What is the infimum of $\left\{\frac{1}{2^x},x\in\mathbb{N}\right\}$? Prove it.

Question

My attempt:

First, $0$ is a lower bound since $0>\frac{1}{2^x}\rightarrow 0>1$, which is impossible.

Assume $\exists r \in (-\infty,0)\in \mathbb{R} $ s.t. $\frac{1}{2^x}\geq r>0, \forall x \in N$

Since $r>0$ then by the archimedean property, $2^x>\frac{1}{r}$ this implies that $r>\frac{1}{2^x}$ so there is an element in the sequence that is greater than $r$ so it is impossible for it to be an infimum or lower bound.

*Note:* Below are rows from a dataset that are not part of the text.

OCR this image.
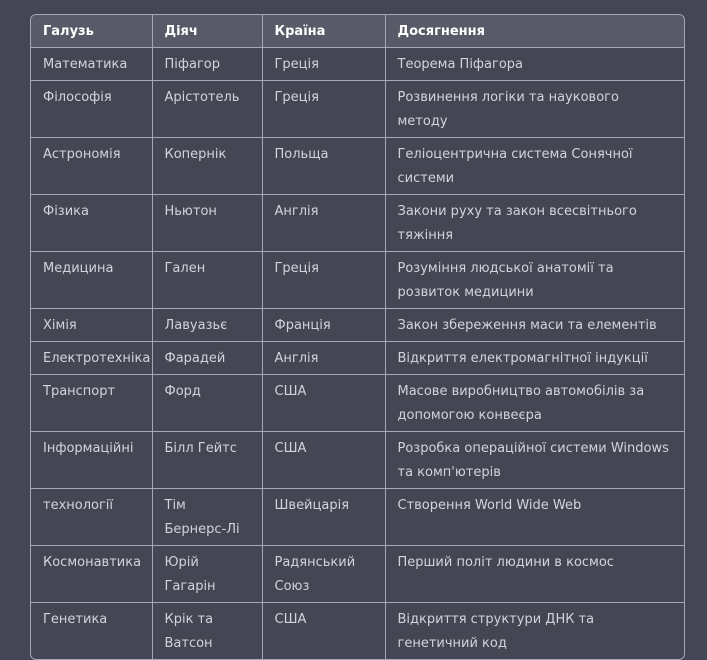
Галузь	Діяч	Країна	Досягнення
Математика	Піфагор	Греція	Теорема Піфагора
Філософія	Арістотель	Греція	Розвинення логіки та наукового методу
Астрономія	Копернік	Польща	Геліоцентрична система Сонячної системи
Фізика	Ньютон	Англія	Закони руху та закон всесвітнього тяжіння
Медицина	Гален	Греція	Розуміння людської анатомії та розвиток медицини
Хімія	Лавуазьє	Франція	Закон збереження маси та елементів
Електротехніка	Фарадей	Англія	Відкриття електромагнітної індукції
Транспорт	Форд	США	Масове виробництво автомобілів за допомогою конвеєра
Інформаційні	Білл Гейтс	США	Розробка операційної системи Windows та комп'ютерів
технології	Тім Бернерс-Лі	Швейцарія	Створення World Wide Web
Космонавтика	Юрій Гагарін	Радянський Союз	Перший політ людини в космос
Генетика	Крік та Ватсон	США	Відкриття структури ДНК та генетичний код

My main concern is with my usage of the archimedean property, I know that the main property states the following: $$\forall \epsilon>0\ \exists n\in \mathbb{N}:\frac1n<\epsilon$$

however, my logic is that if $n \in \mathbb{N}$ then it will be $n\in \mathbb{R}$ is true as well since $\mathbb{N} \subset \mathbb{R}$, and since it says $\forall \epsilon$ then $\frac{1}{2^x}$ is inside that as well.

Answer 1

Let me dissect your proof in some detail, and touch on the use of the Archimedean property. First, it'd be better to start out with a clear claim of what you're about to prove:

We claim that $0$ is the infimum of the set $S=\{\frac{1}{2^n}:n\in\mathbb N\}$, meaning that it is both a lower bound and that every other lower bound $r$ satisfies $r\leq 0$.

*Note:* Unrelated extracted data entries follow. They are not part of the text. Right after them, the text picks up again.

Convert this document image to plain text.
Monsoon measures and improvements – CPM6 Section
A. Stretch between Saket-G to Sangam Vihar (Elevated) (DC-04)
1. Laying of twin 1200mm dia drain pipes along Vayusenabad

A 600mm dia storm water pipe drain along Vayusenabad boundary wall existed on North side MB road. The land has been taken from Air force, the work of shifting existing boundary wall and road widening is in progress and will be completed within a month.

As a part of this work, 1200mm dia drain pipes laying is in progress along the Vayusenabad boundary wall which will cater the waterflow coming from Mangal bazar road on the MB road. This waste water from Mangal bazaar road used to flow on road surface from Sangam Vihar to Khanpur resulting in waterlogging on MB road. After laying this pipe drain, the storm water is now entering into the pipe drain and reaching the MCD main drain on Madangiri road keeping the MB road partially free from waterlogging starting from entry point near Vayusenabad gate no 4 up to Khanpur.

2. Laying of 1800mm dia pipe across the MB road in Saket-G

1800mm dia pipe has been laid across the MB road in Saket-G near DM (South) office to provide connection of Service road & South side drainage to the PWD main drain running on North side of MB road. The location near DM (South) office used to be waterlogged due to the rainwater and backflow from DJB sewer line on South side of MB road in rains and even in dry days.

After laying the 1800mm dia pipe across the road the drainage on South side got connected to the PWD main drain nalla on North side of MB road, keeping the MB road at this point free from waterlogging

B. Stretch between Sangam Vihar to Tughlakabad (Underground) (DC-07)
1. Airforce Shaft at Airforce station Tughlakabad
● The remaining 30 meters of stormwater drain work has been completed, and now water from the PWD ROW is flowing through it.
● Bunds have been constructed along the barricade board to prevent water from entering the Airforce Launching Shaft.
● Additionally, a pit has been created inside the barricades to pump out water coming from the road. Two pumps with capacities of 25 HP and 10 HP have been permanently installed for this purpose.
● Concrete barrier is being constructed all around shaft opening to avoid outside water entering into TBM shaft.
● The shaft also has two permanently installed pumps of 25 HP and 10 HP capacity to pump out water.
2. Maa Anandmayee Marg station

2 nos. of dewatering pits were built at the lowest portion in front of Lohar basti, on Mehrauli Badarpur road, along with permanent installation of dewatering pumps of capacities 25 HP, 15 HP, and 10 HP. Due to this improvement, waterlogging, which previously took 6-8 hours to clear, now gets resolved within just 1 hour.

Then you can continue to show that it's a lower bound:

Note that $0 \leq \frac{1}{2^n}$ for every $n$, so $0$ is a lower bound for the set.

I don't think you need to justify it further than that, to be honest. This is the sort of proof you'd do after you've established the basic properties of an order well enough to claim this without justification. However, if you are going to justify it, your proof that "$0 > \frac{1}{2^n}$ implies $0 > 1$ which is a absurd" is an unnecessary use of contradiction - surely you could more easily observe that $0\leq 1$ and that this implies $0 \leq \frac{1}{2^n}$ by diving by $2^n$ (which is positive), creating a direct proof.

You should format the second part of your proof explicitly by contradiction:

Suppose, for contradiction, that there is some $r\in\mathbb R$ which is a lower bound for $S$ and for which $r>0$.

This is probably what you meant to write symbolically, although what you actually wrote was "Assume $r$ is a negative number, which is a lower bound for $S$ and also positive" - which is clearly not what you meant and which will take the reader longer to figure out than if you wrote it in text.

Your idea to apply the Archimedean property is fine, but it's better to write it out more literally, not trying to extract anything about powers of $2$ yet:

Since $r>0$, we can apply the Archimedean property to find some $n\in\mathbb N$ such that $\frac{1}n < r$.

To get a power of $2$ with a similar property, we can then use the $n$ we just received to make a smart choice:

Let $m$ be any natural number such that $2^m \geq n$. Note that $\frac{1}{2^m} \leq \frac{1}n$ hence $\frac{1}{2^m} < r$.

Here we assume that the reader will agree with us that there is some such $m$ (and it's certainly possible to prove this if needed - indeed, you could simply pick $m=n$ if you felt lazy). This step is missing in your reasoning - and handwaving about how $\mathbb N$ is a subset of $\mathbb R$ is irrelevant. The critical properties are that (1) if we're interested in finding $\frac{1}n < r$, it doesn't hurt to make $n$ bigger, and (2) there is always a power of $2$ bigger than any fixed natural number.

At this point we can just conclude by noting:

Note that $\frac{1}{2^m}\in S$, hence $r$ is not a lower bound for $S$, contradicting our assumption. Therefore, to the contrary, every lower bound of $S$ is less than or equal to $0$. Thus $0$ is the infimum of $S$.